The further to the left or the right you move, the more your lens on life distorts.

Sunday, June 24, 2012

Very Bad Outcomes

The Obama White House was very, very quick to publicly condemn Israel when it approved (but did not yet build) an apartment complex in East Jerusalem, a suburb of the country's capital city. The foreign policy amateurs at the White House made a naive effort to appear even-handed, when in fact, they dissed our only ally in the Middle East. SOP for a President who now makes the fatuous claims (in an election year) that he has been the most pro-Israel executive ever.

Today, the The Times of Israel reports:
Gaza-based terrorists fired 25 rockets into southern Israel on Saturday, causing damage to a school and factory. The latest attacks bring the total number of rockets and other projectiles fired from the Strip to approximately 150 over the past six days.
And the President's response? Crickets ... not a word of condemnation for Hamas.

At the same time, those on the left who waxed poetic about the Twitter-organized, Facebook-driven change that was Egypt's "liberal, secular revolution," now face the harsh reality that those of us who were a bit more cynical about the "Arab Spring" predicted. Aljeezera reports:
The Muslim Brotherhood's Mohammed Morsi has officially won Egypt's presidential election and will be the country's next president, the electoral commission has announced.

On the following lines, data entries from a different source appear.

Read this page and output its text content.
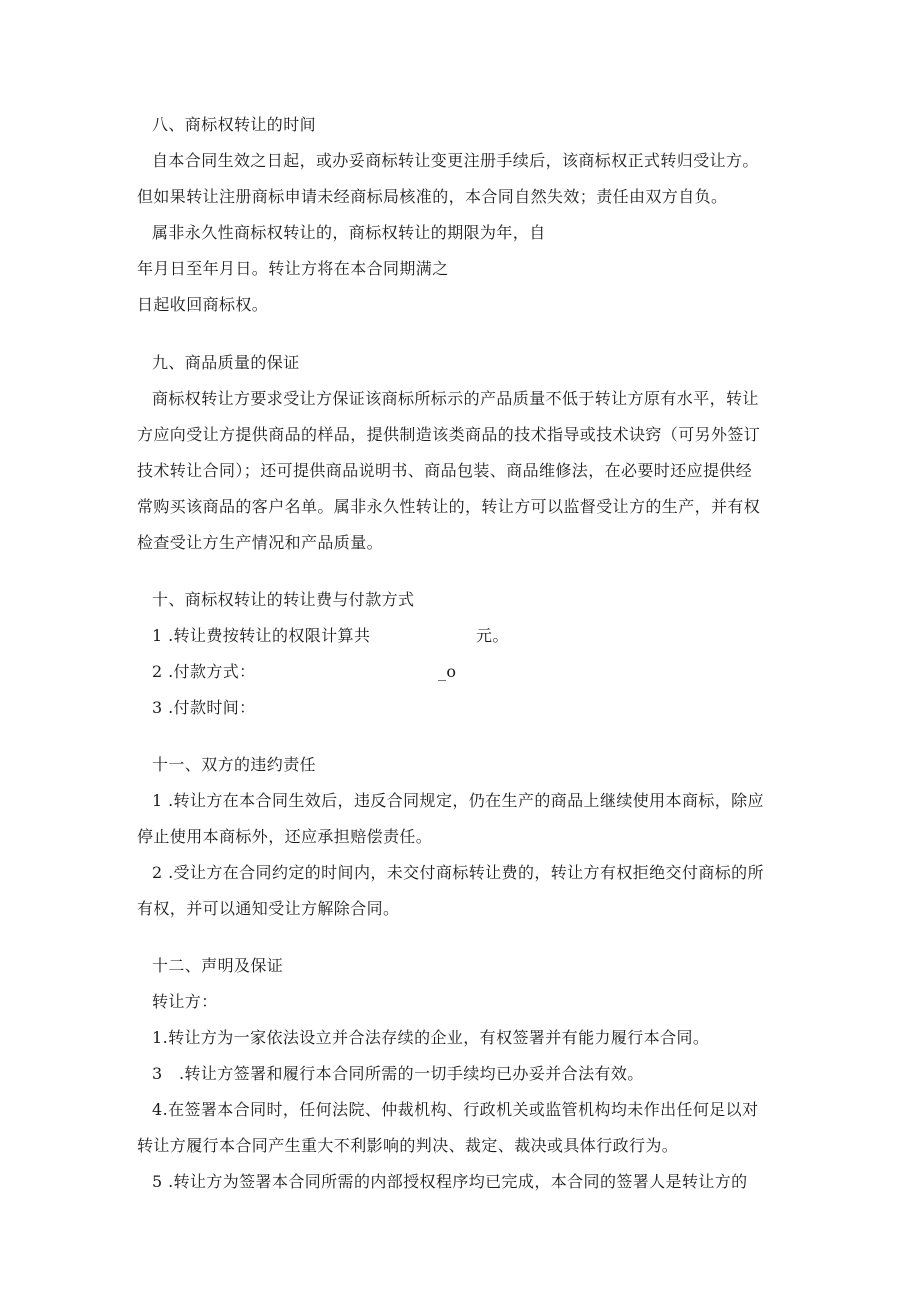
八、商标权转让的时间
自本合同生效之日起，或办妥商标转让变更注册手续后，该商标权正式转归受让方。
但如果转让注册商标申请未经商标局核准的，本合同自然失效；责任由双方自负。
属非永久性商标权转让的，商标权转让的期限为年，自
年月日至年月日。转让方将在本合同期满之
日起收回商标权。
九、商品质量的保证
商标权转让方要求受让方保证该商标所标示的产品质量不低于转让方原有水平，转让
方应向受让方提供商品的样品，提供制造该类商品的技术指导或技术诀窍（可另外签订
技术转让合同）；还可提供商品说明书、商品包装、商品维修法，在必要时还应提供经
常购买该商品的客户名单。属非永久性转让的，转让方可以监督受让方的生产，并有权
检查受让方生产情况和产品质量。
十、商标权转让的转让费与付款方式
1 .转让费按转让的权限计算共	元。
2 .付款方式：	_o
3 .付款时间：
十一、双方的违约责任
1 .转让方在本合同生效后，违反合同规定，仍在生产的商品上继续使用本商标，除应
停止使用本商标外，还应承担赔偿责任。
2 .受让方在合同约定的时间内，未交付商标转让费的，转让方有权拒绝交付商标的所
有权，并可以通知受让方解除合同。
十二、声明及保证
转让方：
1.转让方为一家依法设立并合法存续的企业，有权签署并有能力履行本合同。
3　.转让方签署和履行本合同所需的一切手续均已办妥并合法有效。
4.在签署本合同时，任何法院、仲裁机构、行政机关或监管机构均未作出任何足以对
转让方履行本合同产生重大不利影响的判决、裁定、裁决或具体行政行为。
5 .转让方为签署本合同所需的内部授权程序均已完成，本合同的签署人是转让方的
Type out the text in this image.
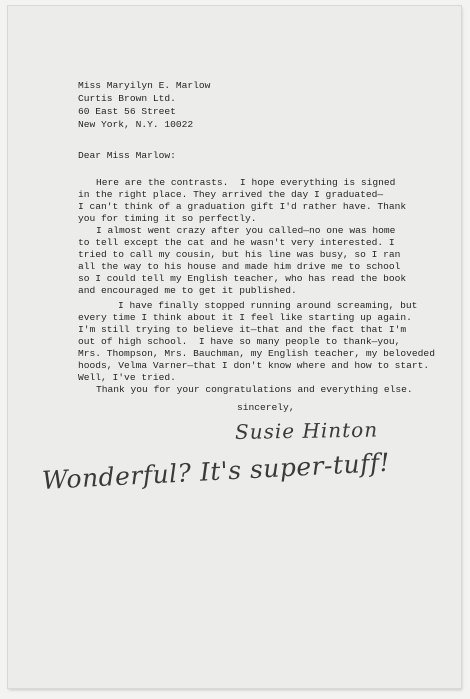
Miss Maryilyn E. Marlow
Curtis Brown Ltd.
60 East 56 Street
New York, N.Y. 10022
Dear Miss Marlow:
Here are the contrasts.  I hope everything is signed
in the right place. They arrived the day I graduated—
I can't think of a graduation gift I'd rather have. Thank
you for timing it so perfectly.
I almost went crazy after you called—no one was home
to tell except the cat and he wasn't very interested. I
tried to call my cousin, but his line was busy, so I ran
all the way to his house and made him drive me to school
so I could tell my English teacher, who has read the book
and encouraged me to get it published.
I have finally stopped running around screaming, but
every time I think about it I feel like starting up again.
I'm still trying to believe it—that and the fact that I'm
out of high school.  I have so many people to thank—you,
Mrs. Thompson, Mrs. Bauchman, my English teacher, my beloveded
hoods, Velma Varner—that I don't know where and how to start.
Well, I've tried.
Thank you for your congratulations and everything else.
sincerely,
Susie Hinton
Wonderful? It's super-tuff!
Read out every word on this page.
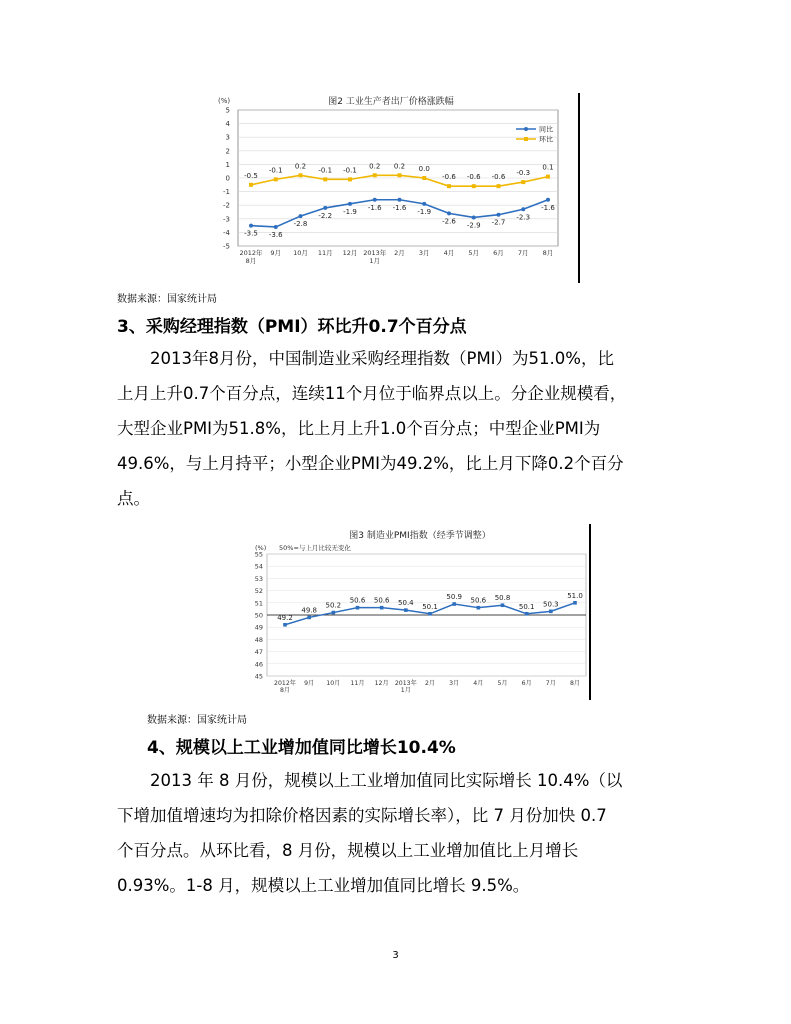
(%)	图2 工业生产者出厂价格涨跌幅
5
4
3
2
1
0
-1
-2
-3
-4
-5
2012年
8月
9月 10月 11月 12月 2013年
1月
2月 3月 4月 5月 6月 7月 8月
-3.5 -3.6
-2.8
-2.2
-1.9
-1.6 -1.6
-1.9
-2.6
-2.9 -2.7
-2.3
-1.6
-0.5
-0.1
0.2
-0.1 -0.1
0.2 0.2 0.0
-0.6 -0.6 -0.6
-0.3
0.1
同比
环比
数据来源：国家统计局
3、采购经理指数（PMI）环比升0.7个百分点
　　2013年8月份，中国制造业采购经理指数（PMI）为51.0%，比
上月上升0.7个百分点，连续11个月位于临界点以上。分企业规模看，
大型企业PMI为51.8%，比上月上升1.0个百分点；中型企业PMI为
49.6%，与上月持平；小型企业PMI为49.2%，比上月下降0.2个百分
点。
图3 制造业PMI指数（经季节调整）
(%) 50%=与上月比较无变化
55
54
53
52
51
50
49
48
47
46
45
2012年
8月
9月 10月 11月 12月 2013年
1月
2月 3月 4月 5月 6月 7月 8月
49.2
49.8
50.2
50.6 50.6 50.4 50.1
50.9 50.6 50.8
50.1 50.3
51.0
数据来源：国家统计局
4、规模以上工业增加值同比增长10.4%
　　2013 年 8 月份，规模以上工业增加值同比实际增长 10.4%（以
下增加值增速均为扣除价格因素的实际增长率），比 7 月份加快 0.7
个百分点。从环比看，8 月份，规模以上工业增加值比上月增长
0.93%。1-8 月，规模以上工业增加值同比增长 9.5%。
3
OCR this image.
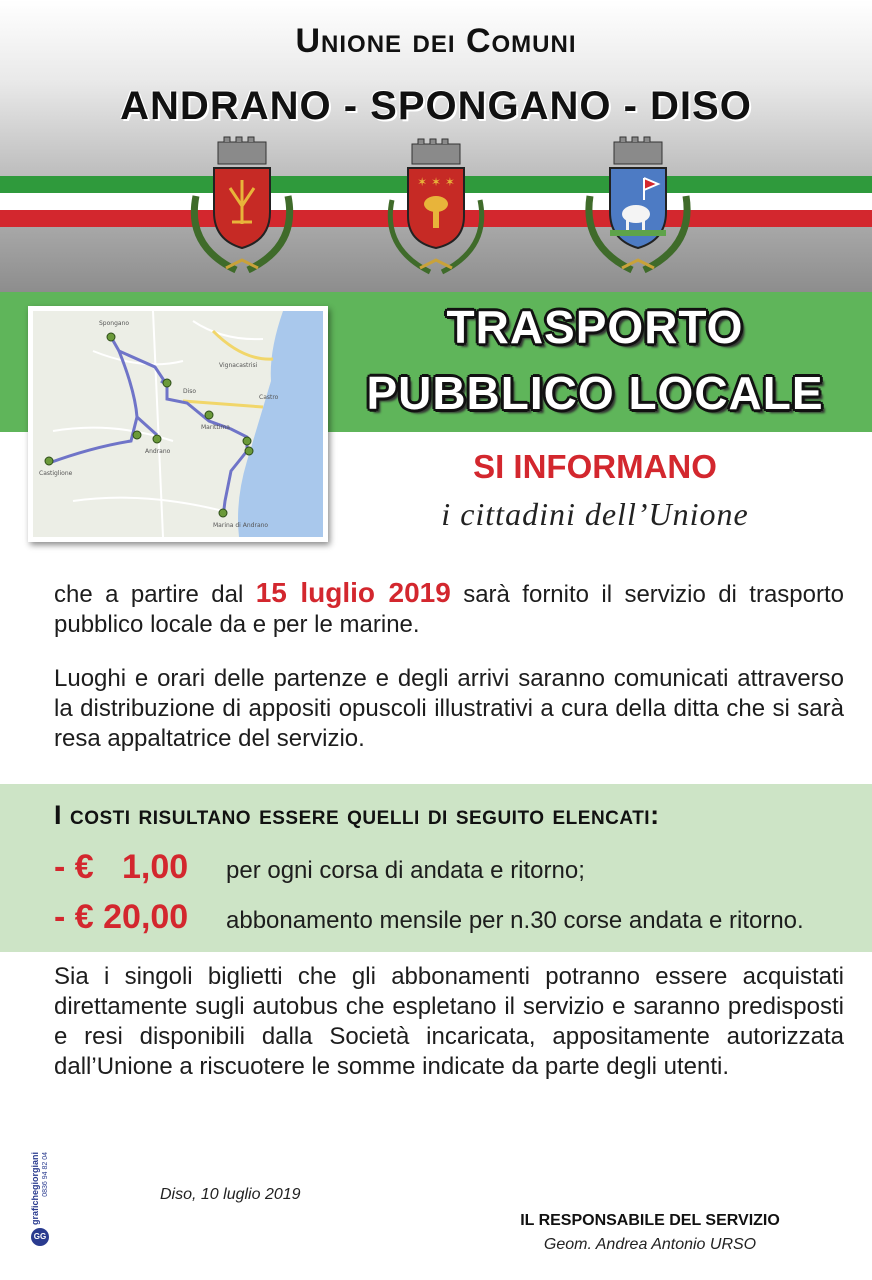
Unione dei Comuni
ANDRANO - SPONGANO - DISO
✶ ✶ ✶
Spongano
Diso
Vignacastrisi
Castro
Marittima
Andrano
Castiglione
Marina di Andrano
TRASPORTO
PUBBLICO LOCALE
SI INFORMANO
i cittadini dell’Unione
che a partire dal 15 luglio 2019 sarà fornito il servizio di trasporto pubblico locale da e per le marine.
Luoghi e orari delle partenze e degli arrivi saranno comunicati attraverso la distribuzione di appositi opuscoli illustrativi a cura della ditta che si sarà resa appaltatrice del servizio.
I costi risultano essere quelli di seguito elencati:
- €   1,00	per ogni corsa di andata e ritorno;
- € 20,00	abbonamento mensile per n.30 corse andata e ritorno.
Sia i singoli biglietti che gli abbonamenti potranno essere acquistati direttamente sugli autobus che espletano il servizio e saranno predisposti e resi disponibili dalla Società incaricata, appositamente autorizzata dall’Unione a riscuotere le somme indicate da parte degli utenti.
grafichegiorgiani 0836 94 82 04
GG
Diso, 10 luglio 2019
IL RESPONSABILE DEL SERVIZIO
Geom. Andrea Antonio URSO
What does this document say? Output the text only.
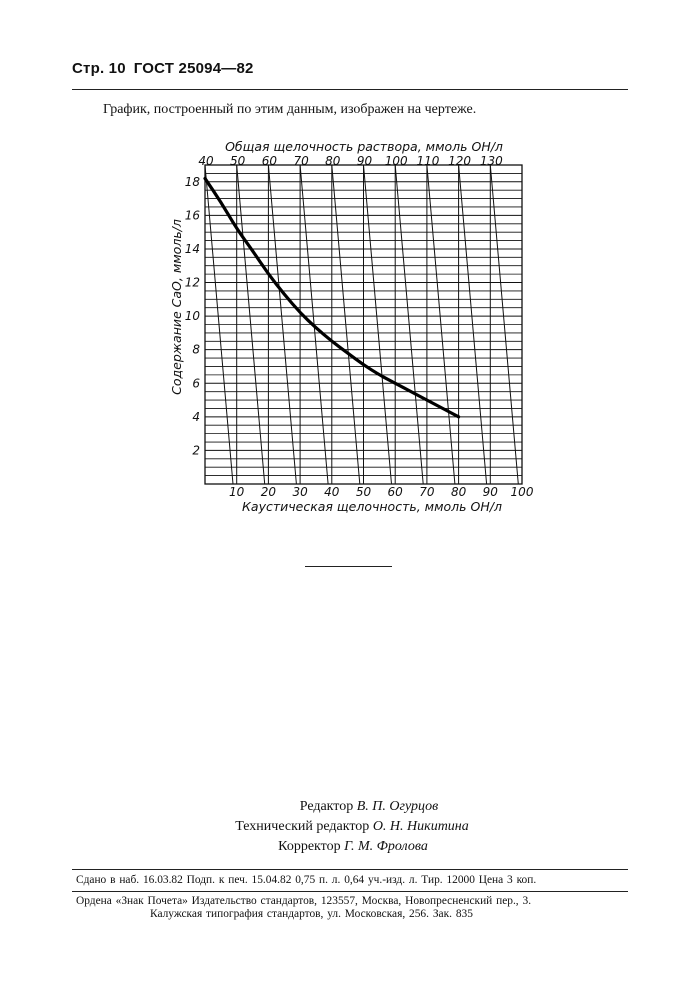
Стр. 10 ГОСТ 25094—82
График, построенный по этим данным, изображен на чертеже.
10 20 30 40 50 60 70 80 90 100
40 50 60 70 80 90 100 110 120 130
2
4
6
8
10
12
14
16
18
Общая щелочность раствора, ммоль ОН/л
Каустическая щелочность, ммоль ОН/л
Содержание СаО, ммоль/л
Редактор В. П. Огурцов
Технический редактор О. Н. Никитина
Корректор Г. М. Фролова
Сдано в наб. 16.03.82 Подп. к печ. 15.04.82 0,75 п. л. 0,64 уч.-изд. л. Тир. 12000 Цена 3 коп.
Ордена «Знак Почета» Издательство стандартов, 123557, Москва, Новопресненский пер., 3.
Калужская типография стандартов, ул. Московская, 256. Зак. 835
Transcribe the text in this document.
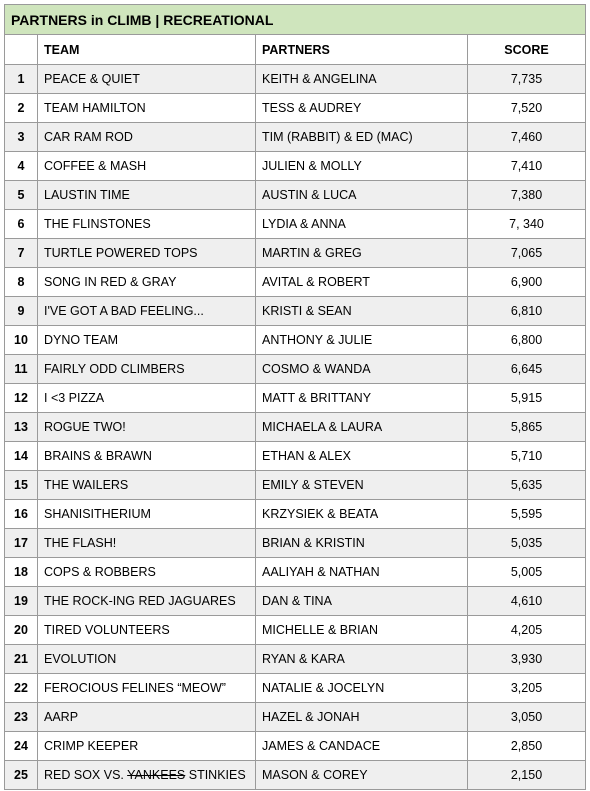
PARTNERS in CLIMB | RECREATIONAL			
	TEAM	PARTNERS	SCORE
1	PEACE & QUIET	KEITH & ANGELINA	7,735
2	TEAM HAMILTON	TESS & AUDREY	7,520
3	CAR RAM ROD	TIM (RABBIT) & ED (MAC)	7,460
4	COFFEE & MASH	JULIEN & MOLLY	7,410
5	LAUSTIN TIME	AUSTIN & LUCA	7,380
6	THE FLINSTONES	LYDIA & ANNA	7, 340
7	TURTLE POWERED TOPS	MARTIN & GREG	7,065
8	SONG IN RED & GRAY	AVITAL & ROBERT	6,900
9	I'VE GOT A BAD FEELING...	KRISTI & SEAN	6,810
10	DYNO TEAM	ANTHONY & JULIE	6,800
11	FAIRLY ODD CLIMBERS	COSMO & WANDA	6,645
12	I <3 PIZZA	MATT & BRITTANY	5,915
13	ROGUE TWO!	MICHAELA & LAURA	5,865
14	BRAINS & BRAWN	ETHAN & ALEX	5,710
15	THE WAILERS	EMILY & STEVEN	5,635
16	SHANISITHERIUM	KRZYSIEK & BEATA	5,595
17	THE FLASH!	BRIAN & KRISTIN	5,035
18	COPS & ROBBERS	AALIYAH & NATHAN	5,005
19	THE ROCK-ING RED JAGUARES	DAN & TINA	4,610
20	TIRED VOLUNTEERS	MICHELLE & BRIAN	4,205
21	EVOLUTION	RYAN & KARA	3,930
22	FEROCIOUS FELINES “MEOW”	NATALIE & JOCELYN	3,205
23	AARP	HAZEL & JONAH	3,050
24	CRIMP KEEPER	JAMES & CANDACE	2,850
25	RED SOX VS. YANKEES STINKIES	MASON & COREY	2,150
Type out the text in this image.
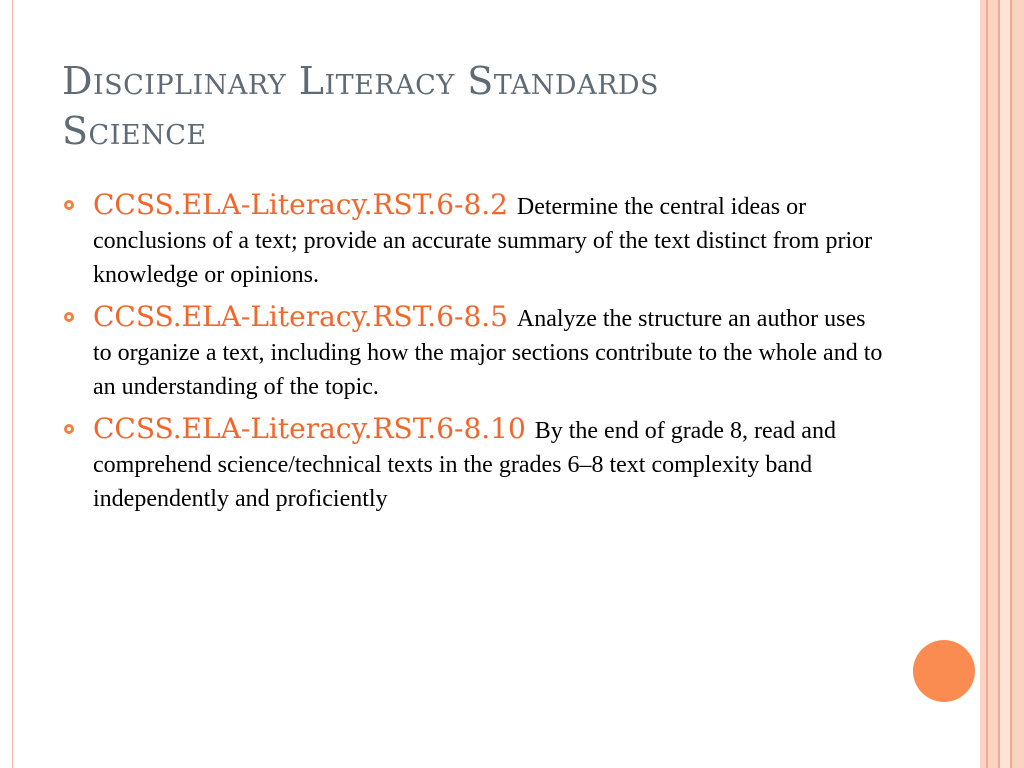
Disciplinary Literacy Standards
Science
CCSS.ELA-Literacy.RST.6-8.2 Determine the central ideas or conclusions of a text; provide an accurate summary of the text distinct from prior knowledge or opinions.
CCSS.ELA-Literacy.RST.6-8.5 Analyze the structure an author uses to organize a text, including how the major sections contribute to the whole and to an understanding of the topic.
CCSS.ELA-Literacy.RST.6-8.10 By the end of grade 8, read and comprehend science/technical texts in the grades 6–8 text complexity band independently and proficiently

Morsi picked up 13.2 million votes out of just over 26 million, giving him about 51 per cent of the vote. His competitor, Ahmed Shafiq, the final prime minister under Hosni Mubarak, received 12.3 million. More than 800,000 ballots were invalidated.
Morsi has already begun his violent anti-Israel rhetoric, suggesting that the 30 year peace treaty bettween Egypt and Israel is in tatters.

Presdient Obama was quick to suggest that Hozni Mubarrak, Egypt's pro-American dictator, should go, but he never seemed to consider the consequences. Typical for the foreign policy amateurs at the White House.

Caroline Glick provides background:
The Brotherhood kept a very low profile in the mass demonstrations in Tahrir Square in January and February 2011 that led to the overthrow of then-president Hosni Mubarak. The Brotherhood's absence from Tahrir Square at that time is what enabled Westerners to fall in love with the Egyptian revolution.

Those demonstrations led to the impression, widespread in the US, that Mubarak's successors would be secular Facebook democrats. The role that Google's young Egyptian executive Wael Gonim played in organizing the demonstrations was reported expansively. His participation in the anti-regime protests - as well as his brief incarceration - was seen as proof that the next Egyptian regime would be indistinguishable from Generation X and Y Americans and Europeans.
The President's naive support of the revolution never seemed to consider a bad outcome. That is what has come to pass. A very, bad outcome.
But then again, the President's incompetent foreign policy in the Middle East seems to be designed to lead to very bad outcomes. Sad, and dangerous.